Glyphosate, which is most commonly sold under the name Roundup, is a wildly popular herbicide manufactured by Monsanto. It has been repeatedly linked to cancer by groups including the cancer-research arm of the World Health Organization (though Monsanto and various other groups dispute the findings). In the first case filed against Monsanto by a plaintiff with cancer, a jury awarded $289 million—and Monsanto is feeling the pain.
Dewayne Johnson is a former groundskeeper for a school outside of San Francisco. As part of his job, he, like many other gardeners and farmers, used substantial amounts of Roundup to control weeds. Johnson described instances in which windy conditions blew the herbicide into his face. In 2014, Johnson was diagnosed with non-Hodgkin’s lymphoma, a form of cancer which kills tens of thousands of Americans each year.

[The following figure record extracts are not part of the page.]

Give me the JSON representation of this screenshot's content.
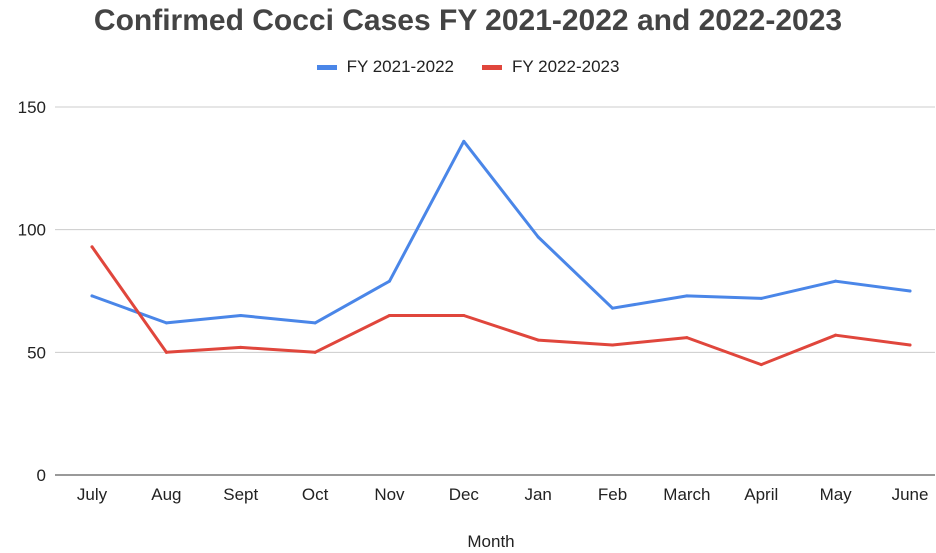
{
  "chart_data": {
    "type": "line",
    "title": "Confirmed Cocci Cases FY 2021-2022 and 2022-2023",
    "xlabel": "Month",
    "ylabel": "",
    "categories": [
      "July",
      "Aug",
      "Sept",
      "Oct",
      "Nov",
      "Dec",
      "Jan",
      "Feb",
      "March",
      "April",
      "May",
      "June"
    ],
    "series": [
      {
        "name": "FY 2021-2022",
        "color": "#4a86e8",
        "values": [
          73,
          62,
          65,
          62,
          79,
          136,
          97,
          68,
          73,
          72,
          79,
          75
        ]
      },
      {
        "name": "FY 2022-2023",
        "color": "#e0463c",
        "values": [
          93,
          50,
          52,
          50,
          65,
          65,
          55,
          53,
          56,
          45,
          57,
          53
        ]
      }
    ],
    "ylim": [
      0,
      150
    ],
    "yticks": [
      0,
      50,
      100,
      150
    ],
    "grid": true,
    "legend_position": "top"
  }
}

As part of California law, when plaintiffs are at risk of dying, cases can be accelerated through the judicial system; as a result, Johnson’s case is the first of many similar cases to actually go to a jury trial. And in that trial, Johnson was awarded $39 million in compensatory and $250 million in punitive damages from Monsanto.

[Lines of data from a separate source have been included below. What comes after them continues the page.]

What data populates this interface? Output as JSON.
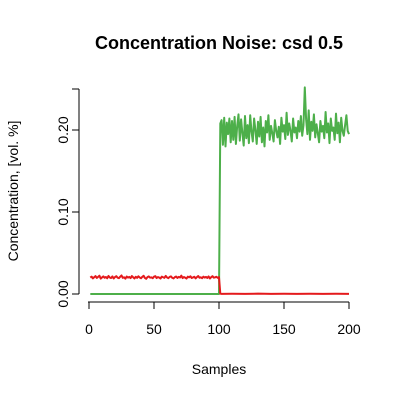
{
  "chart_data": {
    "type": "line",
    "title": "Concentration Noise: csd 0.5",
    "xlabel": "Samples",
    "ylabel": "Concentration, [vol. %]",
    "xlim": [
      0,
      200
    ],
    "ylim": [
      0,
      0.25
    ],
    "xticks": [
      0,
      50,
      100,
      150,
      200
    ],
    "xtick_labels": [
      "0",
      "50",
      "100",
      "150",
      "200"
    ],
    "yticks": [
      0.0,
      0.1,
      0.2
    ],
    "ytick_labels": [
      "0.00",
      "0.10",
      "0.20"
    ],
    "grid": false,
    "legend": "none",
    "series": [
      {
        "color": "#e41a1c",
        "x": [
          1,
          2,
          3,
          4,
          5,
          6,
          7,
          8,
          9,
          10,
          11,
          12,
          13,
          14,
          15,
          16,
          17,
          18,
          19,
          20,
          21,
          22,
          23,
          24,
          25,
          26,
          27,
          28,
          29,
          30,
          31,
          32,
          33,
          34,
          35,
          36,
          37,
          38,
          39,
          40,
          41,
          42,
          43,
          44,
          45,
          46,
          47,
          48,
          49,
          50,
          51,
          52,
          53,
          54,
          55,
          56,
          57,
          58,
          59,
          60,
          61,
          62,
          63,
          64,
          65,
          66,
          67,
          68,
          69,
          70,
          71,
          72,
          73,
          74,
          75,
          76,
          77,
          78,
          79,
          80,
          81,
          82,
          83,
          84,
          85,
          86,
          87,
          88,
          89,
          90,
          91,
          92,
          93,
          94,
          95,
          96,
          97,
          98,
          99,
          100,
          101,
          102,
          110,
          120,
          130,
          140,
          150,
          160,
          170,
          180,
          190,
          200
        ],
        "values": [
          0.02,
          0.0212,
          0.0191,
          0.0205,
          0.0218,
          0.0196,
          0.0209,
          0.0223,
          0.0188,
          0.0202,
          0.0215,
          0.0198,
          0.0207,
          0.0192,
          0.022,
          0.0201,
          0.0195,
          0.0214,
          0.0189,
          0.0206,
          0.0217,
          0.0199,
          0.0193,
          0.0211,
          0.0226,
          0.0197,
          0.0204,
          0.0187,
          0.0213,
          0.02,
          0.0208,
          0.0194,
          0.0219,
          0.0203,
          0.019,
          0.021,
          0.0197,
          0.0216,
          0.0201,
          0.0192,
          0.0209,
          0.0222,
          0.0196,
          0.0185,
          0.0207,
          0.0214,
          0.0199,
          0.0203,
          0.0193,
          0.0211,
          0.0218,
          0.0195,
          0.0206,
          0.02,
          0.0189,
          0.0212,
          0.0204,
          0.0197,
          0.0221,
          0.0202,
          0.0193,
          0.0208,
          0.0215,
          0.0198,
          0.019,
          0.0205,
          0.0213,
          0.0196,
          0.0209,
          0.0201,
          0.0224,
          0.0194,
          0.0207,
          0.0199,
          0.0188,
          0.0211,
          0.0203,
          0.0216,
          0.0195,
          0.0202,
          0.021,
          0.0191,
          0.0206,
          0.0219,
          0.0198,
          0.0204,
          0.0193,
          0.0212,
          0.02,
          0.0208,
          0.0196,
          0.0214,
          0.0189,
          0.0205,
          0.0217,
          0.0199,
          0.0203,
          0.021,
          0.0197,
          0.0205,
          0.0005,
          0.0002,
          0.0003,
          0.0002,
          0.0004,
          0.0002,
          0.0003,
          0.0002,
          0.0003,
          0.0002,
          0.0003,
          0.0002
        ]
      },
      {
        "color": "#4daf4a",
        "x": [
          1,
          100,
          101,
          102,
          103,
          104,
          105,
          106,
          107,
          108,
          109,
          110,
          111,
          112,
          113,
          114,
          115,
          116,
          117,
          118,
          119,
          120,
          121,
          122,
          123,
          124,
          125,
          126,
          127,
          128,
          129,
          130,
          131,
          132,
          133,
          134,
          135,
          136,
          137,
          138,
          139,
          140,
          141,
          142,
          143,
          144,
          145,
          146,
          147,
          148,
          149,
          150,
          151,
          152,
          153,
          154,
          155,
          156,
          157,
          158,
          159,
          160,
          161,
          162,
          163,
          164,
          165,
          166,
          167,
          168,
          169,
          170,
          171,
          172,
          173,
          174,
          175,
          176,
          177,
          178,
          179,
          180,
          181,
          182,
          183,
          184,
          185,
          186,
          187,
          188,
          189,
          190,
          191,
          192,
          193,
          194,
          195,
          196,
          197,
          198,
          199,
          200
        ],
        "values": [
          0.0,
          0.0,
          0.208,
          0.212,
          0.182,
          0.215,
          0.18,
          0.209,
          0.195,
          0.214,
          0.185,
          0.211,
          0.188,
          0.216,
          0.183,
          0.205,
          0.219,
          0.187,
          0.213,
          0.196,
          0.181,
          0.217,
          0.19,
          0.206,
          0.184,
          0.218,
          0.198,
          0.186,
          0.214,
          0.2,
          0.183,
          0.21,
          0.192,
          0.216,
          0.185,
          0.203,
          0.18,
          0.211,
          0.197,
          0.218,
          0.188,
          0.205,
          0.196,
          0.186,
          0.212,
          0.199,
          0.191,
          0.204,
          0.183,
          0.215,
          0.198,
          0.206,
          0.189,
          0.221,
          0.194,
          0.208,
          0.199,
          0.186,
          0.214,
          0.197,
          0.203,
          0.19,
          0.211,
          0.198,
          0.217,
          0.193,
          0.206,
          0.252,
          0.213,
          0.195,
          0.224,
          0.188,
          0.21,
          0.199,
          0.219,
          0.191,
          0.207,
          0.196,
          0.185,
          0.211,
          0.198,
          0.205,
          0.19,
          0.222,
          0.197,
          0.208,
          0.184,
          0.214,
          0.199,
          0.203,
          0.188,
          0.22,
          0.196,
          0.209,
          0.185,
          0.215,
          0.199,
          0.193,
          0.206,
          0.218,
          0.199,
          0.195
        ]
      }
    ]
  }
}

A representative for Monsanto told the Associated Press that the company will appeal the decision, but damage appears to have been done. On Monday, the German environmental ministry said that use of glyphosate should be halted for the next three years. Shares in Bayer AG—Bayer and Monsanto recently merged—dropped 12 percent following the news. According to CNN, there are more than 4,000 similar cases in the works. They now have a precedent.